I live in Texas but have customers in Arkansas, Chicago, and other areas of the country. That's why I opened an account at Bank of America. My partners also opened an account there to cover our business needs. I have a lot of experience with nationwide banks. They are so convenient when you travel for ATMs and helping out in a pinch. However, that's where the convenience ends.

"Customer service" is one of those business terms flung about without any real meaning. Is customer service greeting all customers with a smile? Sure. Is it still customer service when the same smiling person is telling me "no"? That's been my experience at Bank of America. They have a software system for deposits that will automatically put deposits on hold if the account and deposit doesn't meet certain standards. Theoretically, this makes sense because banks do lose a lot of money from bad deposits and fraud. I worked at a bank for six years and I'm very familiar with the risks that banks take as well as the costs related to running an efficient bank. However, this software system does one thing to Bank of America, it turns branch employees into nay-saying drones.

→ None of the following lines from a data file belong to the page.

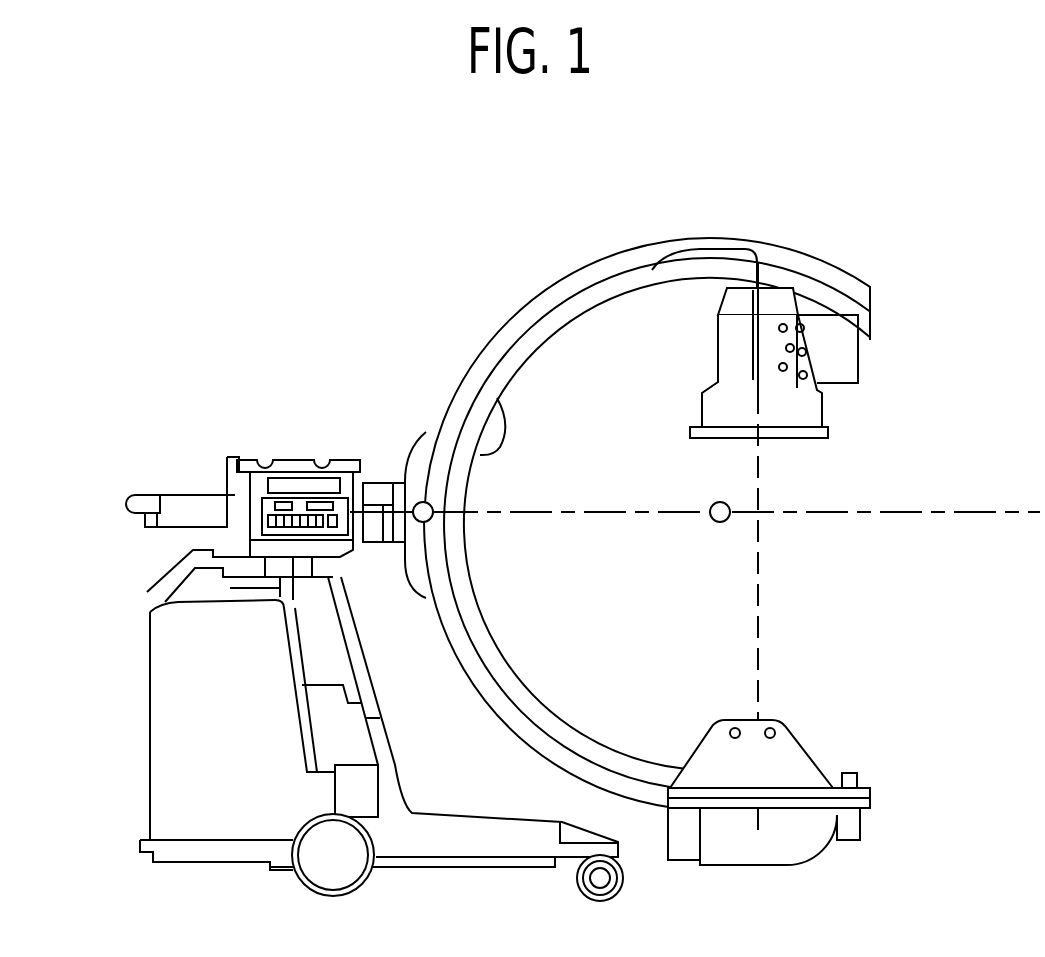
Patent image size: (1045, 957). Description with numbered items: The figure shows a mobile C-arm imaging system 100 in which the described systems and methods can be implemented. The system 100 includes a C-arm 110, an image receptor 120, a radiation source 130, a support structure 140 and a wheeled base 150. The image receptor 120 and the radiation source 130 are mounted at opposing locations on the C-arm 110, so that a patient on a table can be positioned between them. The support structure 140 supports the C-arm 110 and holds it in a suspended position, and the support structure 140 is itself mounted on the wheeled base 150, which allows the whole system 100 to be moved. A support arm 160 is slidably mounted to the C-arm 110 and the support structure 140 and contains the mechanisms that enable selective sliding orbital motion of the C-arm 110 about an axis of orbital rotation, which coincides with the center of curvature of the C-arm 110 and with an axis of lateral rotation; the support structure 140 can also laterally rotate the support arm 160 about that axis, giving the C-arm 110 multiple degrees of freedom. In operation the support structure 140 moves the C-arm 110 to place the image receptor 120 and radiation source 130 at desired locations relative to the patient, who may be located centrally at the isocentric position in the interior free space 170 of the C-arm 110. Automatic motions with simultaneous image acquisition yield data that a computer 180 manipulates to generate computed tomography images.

The mobile C-arm imaging system 100 is at (206, 305).
The C-arm 110 is at (655, 238).
The image receptor 120 is at (822, 407).
The radiation source 130 is at (803, 740).
The support structure 140 is at (100, 503).
The wheeled base 150 is at (140, 845).
The support arm 160 is at (425, 433).
The interior free space 170 is at (706, 561).
The computer 180 is at (337, 460).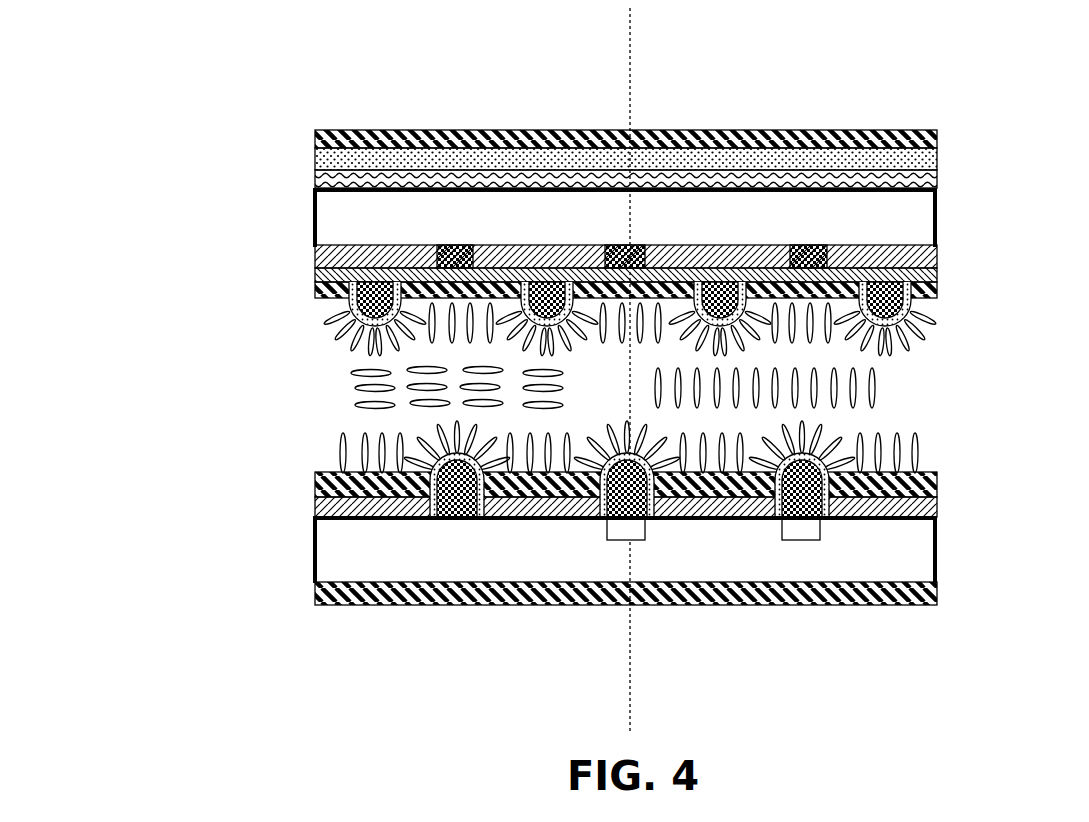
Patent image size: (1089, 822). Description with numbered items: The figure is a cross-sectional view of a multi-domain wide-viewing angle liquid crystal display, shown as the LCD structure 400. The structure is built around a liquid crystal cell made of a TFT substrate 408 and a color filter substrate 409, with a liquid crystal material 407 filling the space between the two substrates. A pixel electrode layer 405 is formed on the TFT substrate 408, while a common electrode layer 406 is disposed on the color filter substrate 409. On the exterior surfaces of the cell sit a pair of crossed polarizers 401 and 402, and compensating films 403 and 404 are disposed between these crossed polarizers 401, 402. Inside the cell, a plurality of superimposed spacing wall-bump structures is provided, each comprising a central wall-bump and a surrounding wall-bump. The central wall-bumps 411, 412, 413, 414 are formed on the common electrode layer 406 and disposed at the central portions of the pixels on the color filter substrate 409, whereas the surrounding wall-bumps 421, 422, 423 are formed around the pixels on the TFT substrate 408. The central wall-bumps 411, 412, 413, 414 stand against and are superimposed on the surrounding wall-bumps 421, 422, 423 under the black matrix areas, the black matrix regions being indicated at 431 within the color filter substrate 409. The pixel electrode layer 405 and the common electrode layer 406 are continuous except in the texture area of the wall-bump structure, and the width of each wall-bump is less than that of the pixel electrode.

The LCD structure 400 is at (358, 0).
The crossed polarizer 401 is at (937, 598).
The crossed polarizer 402 is at (937, 132).
The compensating film 403 is at (937, 160).
The compensating film 404 is at (937, 187).
The pixel electrode layer 405 is at (937, 507).
The common electrode layer 406 is at (937, 290).
The liquid crystal material 407 is at (860, 422).
The TFT substrate 408 is at (897, 558).
The color filter substrate 409 is at (937, 265).
The central wall-bump 411 is at (353, 312).
The central wall-bump 412 is at (525, 312).
The central wall-bump 413 is at (745, 327).
The central wall-bump 414 is at (913, 313).
The surrounding wall-bump 421 is at (433, 463).
The surrounding wall-bump 422 is at (597, 502).
The surrounding wall-bump 423 is at (917, 477).
The black matrix 431 is at (1015, 228).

Customer service is more than just greeting people and performing policy-based pre-approved tasks. It's making sure a customer is happy with the end-result of any interaction. That is not easy because customers are hard to please and they demand a lot, but it's their money and they should. It's easy to forget that customers are people. Executive management sits in meeting rooms and discuss customers as part of demographics, market share, and profit and loss statements. It dehumanizes customers in a way similar to Jame "Buffalo Bill" Gumb in The Silence of the Lambs calls his victims "it".

"It puts the lotion on." or "It puts the money in the bank." Same thing.

This is important because as soon as companies see customers as either negative or positive dollar signs, they forget that they are people.

This brings me back to Bank of America. I'm not user-familiar with their banking software, which I think was developed by Siebel. However, I am familiar as a customer who hears that my funds are on hold again quite a bit. Most deposits I make at Bank of America are automatically placed on hold for five to ten business days (mainly because I'm a new customer). No amount of me personally seeing the branch manager or verifying the funds seem to help. The tellers and customers service reps just look at me with doe eyes and say it's the computer's fault.

Since when did technology become the rule-maker? Over and over, businesses are taking important things like customer service and common business sense and making them subservient to technology. I don't think the IT people at Bank of America designed their implementation of the software with hurting customer service in mind. What they did do was listen to a bean-counter tell them that there have been too many losses over the years due to bad deposits and that can be controlled by the software.

There are other ways to keep bad deposits out of a branch. They include training people for one thing. Well-trained tellers can catch a lot of fraud or potentially bad deposits. I know this because I worked for a bank for six years, starting out as a teller. I caught fraudulent checks by looking at body language and applying our well-tested policies. What was unique about our bank was that tellers were given the power to override funds, make decisions about deposits, and use our best judgement. That bank was eventually became part of U.S. Bank. Now they are experts at counting beans and telling customers "no".

"It takes the money from the ATM or it pays to see a teller."

Yes, running a big business is hard. But when people who run big companies forget that they are there because other people pay them for goods and services, customers are nothing more than a dot in a spreadsheet. The companies of the future who can keep the human element alive when making technology and business decisions will crush their competition. I think a change is coming in banking which will drive that point home. Watch as the big banks can't squeeze anymore out of their cold calculations and cost cutting and then try to figure out why the smaller, local banks are eating away at their market share.